Il potere della parola e la soave profondità della commedia umana. Il cinema di Eric Rohmer si può descrivere attraverso l'esemplare titolazione dei suoi cicli cinematografici (racconti morali, commedie e proverbi, racconti delle quattro stagioni): il ciclo della vita che si confronta necessariamente con un senso morale che scaturisce da riflessioni, dialoghi, esperienze attraverso una cultura letteraria e filosofica di cui l'essere umano è intriso, che permea il suo agire, che lo costringe ad interrogarsi sul senso del vivere, sulle contraddizioni sempre in agguato nella proverbiale complessità del presente.
Nume tutelare della Nouvelle Vague, caporedattore dei Cahiers du cinéma, saggista entusiasta sia di Hitchcock che di Murnau, Rohmer esordisce in sordina nel 1959 con
Il segno del leone e deve attendere gli anni ‘80 per una vera celebrazione internazionale con Le notti della luna piena e Il raggio verde, entrambi premiati al festival di Venezia, a cui seguirà il successo (comunque sempre commercialmente contenuto) dei Racconti di primavera, inverno, estate e autunno. Ma per il pubblico dei cinefili Eric Rohmer "nasce" nelle seconda metà degli anni '60 quando dai suoi racconti morali, dalla suadente confidenzialità della voce narrante, fuoriesce il magma cattolico-esistenziale de La mia notte con Maud, in bilico tra menzogna e verità, tra tentazione e rimpianto. Gli fanno seguito,in quello stesso ciclo, due altre gemme come Il ginocchio di Claire e L'amore il pomeriggio: il gioco della seduzione e il tormento di una trasgressione incompiuta.

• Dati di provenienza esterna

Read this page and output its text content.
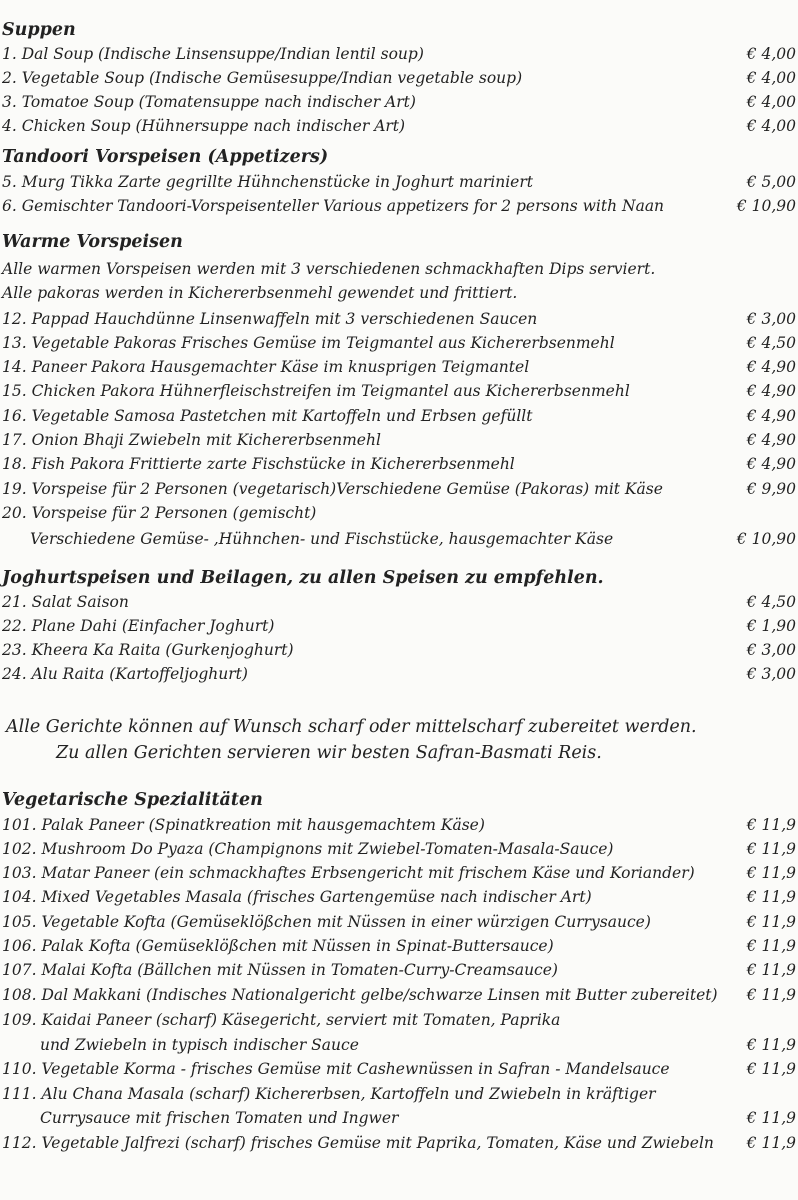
Suppen
1. Dal Soup (Indische Linsensuppe/Indian lentil soup)	€ 4,00
2. Vegetable Soup (Indische Gemüsesuppe/Indian vegetable soup)	€ 4,00
3. Tomatoe Soup (Tomatensuppe nach indischer Art)	€ 4,00
4. Chicken Soup (Hühnersuppe nach indischer Art)	€ 4,00
Tandoori Vorspeisen (Appetizers)
5. Murg Tikka Zarte gegrillte Hühnchenstücke in Joghurt mariniert	€ 5,00
6. Gemischter Tandoori-Vorspeisenteller Various appetizers for 2 persons with Naan	€ 10,90
Warme Vorspeisen
Alle warmen Vorspeisen werden mit 3 verschiedenen schmackhaften Dips serviert.
Alle pakoras werden in Kichererbsenmehl gewendet und frittiert.
12. Pappad Hauchdünne Linsenwaffeln mit 3 verschiedenen Saucen	€ 3,00
13. Vegetable Pakoras Frisches Gemüse im Teigmantel aus Kichererbsenmehl	€ 4,50
14. Paneer Pakora Hausgemachter Käse im knusprigen Teigmantel	€ 4,90
15. Chicken Pakora Hühnerfleischstreifen im Teigmantel aus Kichererbsenmehl	€ 4,90
16. Vegetable Samosa Pastetchen mit Kartoffeln und Erbsen gefüllt	€ 4,90
17. Onion Bhaji Zwiebeln mit Kichererbsenmehl	€ 4,90
18. Fish Pakora Frittierte zarte Fischstücke in Kichererbsenmehl	€ 4,90
19. Vorspeise für 2 Personen (vegetarisch)Verschiedene Gemüse (Pakoras) mit Käse	€ 9,90
20. Vorspeise für 2 Personen (gemischt)
Verschiedene Gemüse- ,Hühnchen- und Fischstücke, hausgemachter Käse	€ 10,90
Joghurtspeisen und Beilagen, zu allen Speisen zu empfehlen.
21. Salat Saison	€ 4,50
22. Plane Dahi (Einfacher Joghurt)	€ 1,90
23. Kheera Ka Raita (Gurkenjoghurt)	€ 3,00
24. Alu Raita (Kartoffeljoghurt)	€ 3,00
Alle Gerichte können auf Wunsch scharf oder mittelscharf zubereitet werden.
Zu allen Gerichten servieren wir besten Safran-Basmati Reis.
Vegetarische Spezialitäten
101. Palak Paneer (Spinatkreation mit hausgemachtem Käse)	€ 11,9
102. Mushroom Do Pyaza (Champignons mit Zwiebel-Tomaten-Masala-Sauce)	€ 11,9
103. Matar Paneer (ein schmackhaftes Erbsengericht mit frischem Käse und Koriander)	€ 11,9
104. Mixed Vegetables Masala (frisches Gartengemüse nach indischer Art)	€ 11,9
105. Vegetable Kofta (Gemüseklößchen mit Nüssen in einer würzigen Currysauce)	€ 11,9
106. Palak Kofta (Gemüseklößchen mit Nüssen in Spinat-Buttersauce)	€ 11,9
107. Malai Kofta (Bällchen mit Nüssen in Tomaten-Curry-Creamsauce)	€ 11,9
108. Dal Makkani (Indisches Nationalgericht gelbe/schwarze Linsen mit Butter zubereitet) € 11,9
109. Kaidai Paneer (scharf) Käsegericht, serviert mit Tomaten, Paprika
und Zwiebeln in typisch indischer Sauce	€ 11,9
110. Vegetable Korma - frisches Gemüse mit Cashewnüssen in Safran - Mandelsauce	€ 11,9
111. Alu Chana Masala (scharf) Kichererbsen, Kartoffeln und Zwiebeln in kräftiger
Currysauce mit frischen Tomaten und Ingwer	€ 11,9
112. Vegetable Jalfrezi (scharf) frisches Gemüse mit Paprika, Tomaten, Käse und Zwiebeln € 11,9
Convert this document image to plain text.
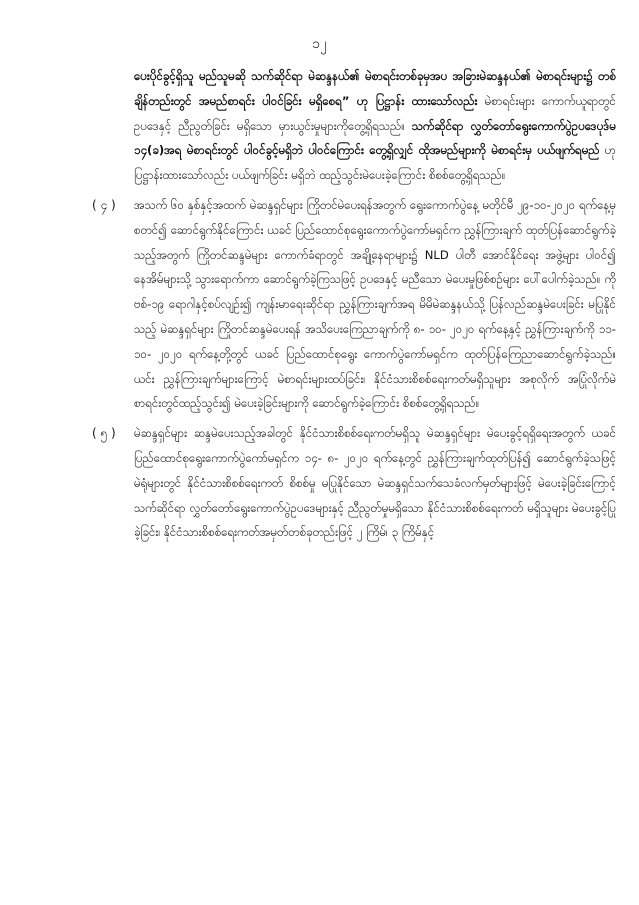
၁၂
ပေးပိုင်ခွင့်ရှိသူ မည်သူမဆို သက်ဆိုင်ရာ မဲဆန္ဒနယ်၏ မဲစာရင်းတစ်ခုမှအပ အခြားမဲဆန္ဒနယ်၏ မဲစာရင်းများ၌ တစ်ချိန်တည်းတွင် အမည်စာရင်း ပါဝင်ခြင်း မရှိစေရ” ဟု ပြဋ္ဌာန်း ထားသော်လည်း မဲစာရင်းများ ကောက်ယူရာတွင် ဥပဒေနှင့် ညီညွတ်ခြင်း မရှိသော မှားယွင်းမှုများကိုတွေ့ရှိရသည်။ သက်ဆိုင်ရာ လွှတ်တော်ရွေးကောက်ပွဲဥပဒေပုဒ်မ ၁၄(ခ)အရ မဲစာရင်းတွင် ပါဝင်ခွင့်မရှိဘဲ ပါဝင်ကြောင်း တွေ့ရှိလျှင် ထိုအမည်များကို မဲစာရင်းမှ ပယ်ဖျက်ရမည် ဟု ပြဋ္ဌာန်းထားသော်လည်း ပယ်ဖျက်ခြင်း မရှိဘဲ ထည့်သွင်းမဲပေးခဲ့ကြောင်း စိစစ်တွေ့ရှိရသည်။
( ၄ )	အသက် ၆၀ နှစ်နှင့်အထက် မဲဆန္ဒရှင်များ ကြိုတင်မဲပေးရန်အတွက် ရွေးကောက်ပွဲနေ့ မတိုင်မီ ၂၉-၁၀-၂၀၂၀ ရက်နေ့မှစတင်၍ ဆောင်ရွက်နိုင်ကြောင်း ယခင် ပြည်ထောင်စုရွေးကောက်ပွဲကော်မရှင်က ညွှန်ကြားချက် ထုတ်ပြန်ဆောင်ရွက်ခဲ့သည့်အတွက် ကြိုတင်ဆန္ဒမဲများ ကောက်ခံရာတွင် အချို့နေရာများ၌ NLD ပါတီ အောင်နိုင်ရေး အဖွဲ့များ ပါဝင်၍ နေအိမ်များသို့ သွားရောက်ကာ ဆောင်ရွက်ခဲ့ကြသဖြင့် ဥပဒေနှင့် မညီသော မဲပေးမှုဖြစ်စဉ်များ ပေါ်ပေါက်ခဲ့သည်။ ကိုဗစ်-၁၉ ရောဂါနှင့်စပ်လျဉ်း၍ ကျန်းမာရေးဆိုင်ရာ ညွှန်ကြားချက်အရ မိမိမဲဆန္ဒနယ်သို့ ပြန်လည်ဆန္ဒမဲပေးခြင်း မပြုနိုင်သည့် မဲဆန္ဒရှင်များ ကြိုတင်ဆန္ဒမဲပေးရန် အသိပေးကြေညာချက်ကို ၈- ၁၀- ၂၀၂၀ ရက်နေ့နှင့် ညွှန်ကြားချက်ကို ၁၁- ၁၀- ၂၀၂၀ ရက်နေ့တို့တွင် ယခင် ပြည်ထောင်စုရွေး ကောက်ပွဲကော်မရှင်က ထုတ်ပြန်ကြေညာဆောင်ရွက်ခဲ့သည်။ ယင်း ညွှန်ကြားချက်များကြောင့် မဲစာရင်းများထပ်ခြင်း၊ နိုင်ငံသားစိစစ်ရေးကတ်မရှိသူများ အစုလိုက် အပြုံလိုက်မဲစာရင်းတွင်ထည့်သွင်း၍ မဲပေးခဲ့ခြင်းများကို ဆောင်ရွက်ခဲ့ကြောင်း စိစစ်တွေ့ရှိရသည်။
( ၅ )	မဲဆန္ဒရှင်များ ဆန္ဒမဲပေးသည့်အခါတွင် နိုင်ငံသားစိစစ်ရေးကတ်မရှိသူ မဲဆန္ဒရှင်များ မဲပေးခွင့်ရရှိရေးအတွက် ယခင် ပြည်ထောင်စုရွေးကောက်ပွဲကော်မရှင်က ၁၄- ၈- ၂၀၂၀ ရက်နေ့တွင် ညွှန်ကြားချက်ထုတ်ပြန်၍ ဆောင်ရွက်ခဲ့သဖြင့် မဲရုံများတွင် နိုင်ငံသားစိစစ်ရေးကတ် စိစစ်မှု မပြုနိုင်သော မဲဆန္ဒရှင်သက်သေခံလက်မှတ်များဖြင့် မဲပေးခဲ့ခြင်းကြောင့် သက်ဆိုင်ရာ လွှတ်တော်ရွေးကောက်ပွဲဥပဒေများနှင့် ညီညွတ်မှုမရှိသော နိုင်ငံသားစိစစ်ရေးကတ် မရှိသူများ မဲပေးခွင့်ပြုခဲ့ခြင်း၊ နိုင်ငံသားစိစစ်ရေးကတ်အမှတ်တစ်ခုတည်းဖြင့် ၂ ကြိမ်၊ ၃ ကြိမ်နှင့်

Nel lasso artistico che precede la successiva serie commedie e proverbi (inaugurata nel 1981 con La moglie dell'aviatore) si inseriscono due trasposizioni letterarie,
La marchesa von… e Perceval, entrambe raffinate, storicamente puntigliose e, per quanto riguarda la prima, di un'intensità, di emozioni e sentimenti, indimenticabile.
Ora che il vecchio cantore di Tulle ha deposto la sua elegante penna di sceneggiatore, scenografo, costumista, vogliamo recuperare il suo primo periodo, quello forse meno conosciuto, ma già eloquente della sua capacità autoriale di una lettura interiore mai banale, di un cinema amabilmente lento nel ritmo, estraniante nello stile, sobrio e stimolante nello scavo delle psicologie, tra il pulsare dell'inquietudine del singolo e lo stagnare dei rapporti interpersonali.